Glaxo's forecasts for 2021 are based on healthcare systems and consumer trends returning to near normality in the second half of the year. This should mean Pharmaceuticals grows revenues by flat to low-single digits and consumer healthcare by low to mid-single digits.

Dividend prospects

The Glaxo share price is close to its lowest level since September 2015, having fallen by 28% in a year. It comes half-way through a two-year plan costing an estimated £2.4 billion for Glaxo to spin-off its consumer healthcare joint venture into a separate stock market business.  

While those demerger plans remain on track, the focus is now on the prospects and investment needs of the standalone biopharma business and how this impacts future dividends.

The company said today it had no plans to alter the usual 80p a share payment for this year, having paid this level of dividend since 2014. However, it told shareholders to expect a new distribution policy in 2022 when aggregate distributions will be lower than present.

Glaxo's fourth-quarter dividend of 23p a share, which is barely covered by earnings, will be paid to shareholders on 8 April, and brings the total outlay for the year to just under £4 billion.

What the boss said

Chief executive Emma Walmsley will provide a detailed update on the growth outlook for the biopharma business in June, when more will be known about capital allocation priorities.

In the meantime, she expressed “high confidence” that a new-look Glaxo can have a meaningful global impact on health and achieve significant value creation for shareholders.

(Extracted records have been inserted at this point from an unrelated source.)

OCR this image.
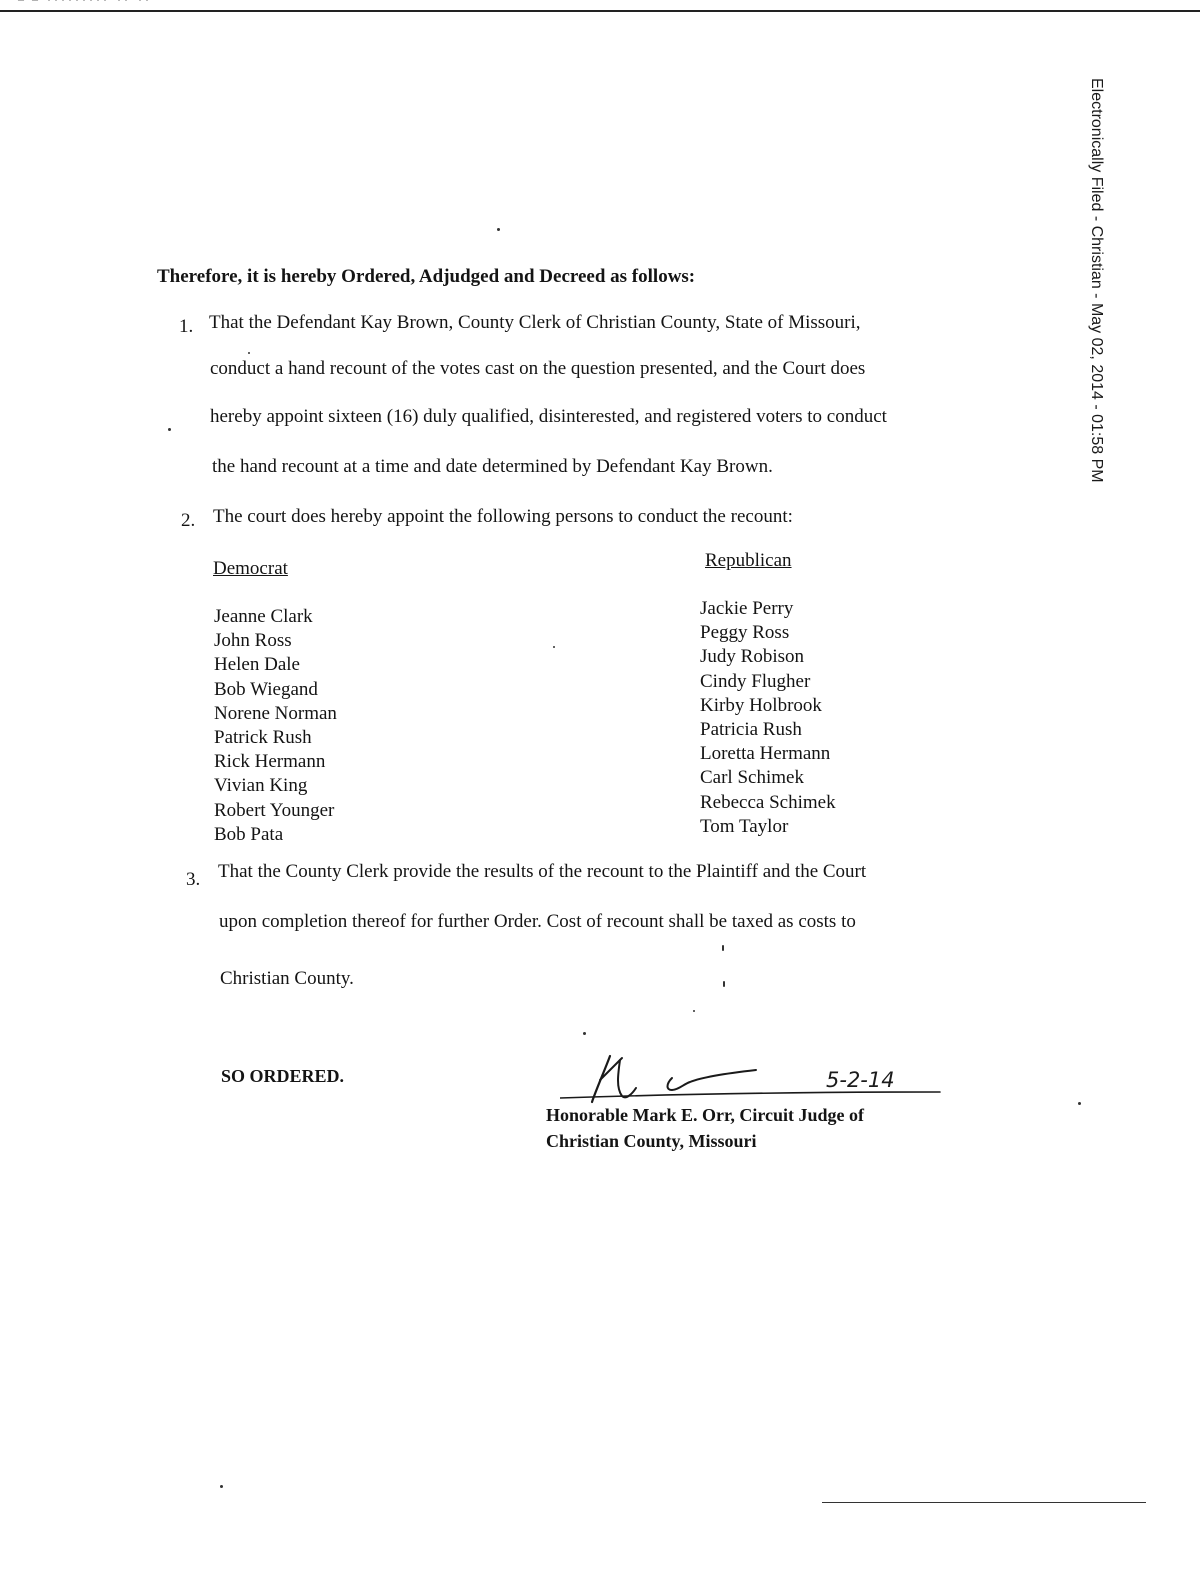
— — ········· ·· ··
Electronically Filed - Christian - May 02, 2014 - 01:58 PM
Therefore, it is hereby Ordered, Adjudged and Decreed as follows:
1. That the Defendant Kay Brown, County Clerk of Christian County, State of Missouri,
conduct a hand recount of the votes cast on the question presented, and the Court does
hereby appoint sixteen (16) duly qualified, disinterested, and registered voters to conduct
the hand recount at a time and date determined by Defendant Kay Brown.
2. The court does hereby appoint the following persons to conduct the recount:
Democrat
Jeanne Clark
John Ross
Helen Dale
Bob Wiegand
Norene Norman
Patrick Rush
Rick Hermann
Vivian King
Robert Younger
Bob Pata
Republican
Jackie Perry
Peggy Ross
Judy Robison
Cindy Flugher
Kirby Holbrook
Patricia Rush
Loretta Hermann
Carl Schimek
Rebecca Schimek
Tom Taylor
3. That the County Clerk provide the results of the recount to the Plaintiff and the Court
upon completion thereof for further Order. Cost of recount shall be taxed as costs to
Christian County.
SO ORDERED.	5-2-14
Honorable Mark E. Orr, Circuit Judge of
Christian County, Missouri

Walmsley pointed out that 20 assets were now in late-stage clinical trials and that more than 20 new product launches were planned by 2026, including at least 10 with potential peak annual revenues of more than $1 billion.

The vaccines business, which is the largest in the world by revenues, has a portfolio of more than 30 products for every stage of life, helping to protect people against 21 diseases. 

Walmsley said: "2020 was an extraordinary year for all of us, and one of significant progress for GSK. We invested in our pipeline and new launches, readied the company for separation, and had to rapidly mobilise and respond to the pandemic.”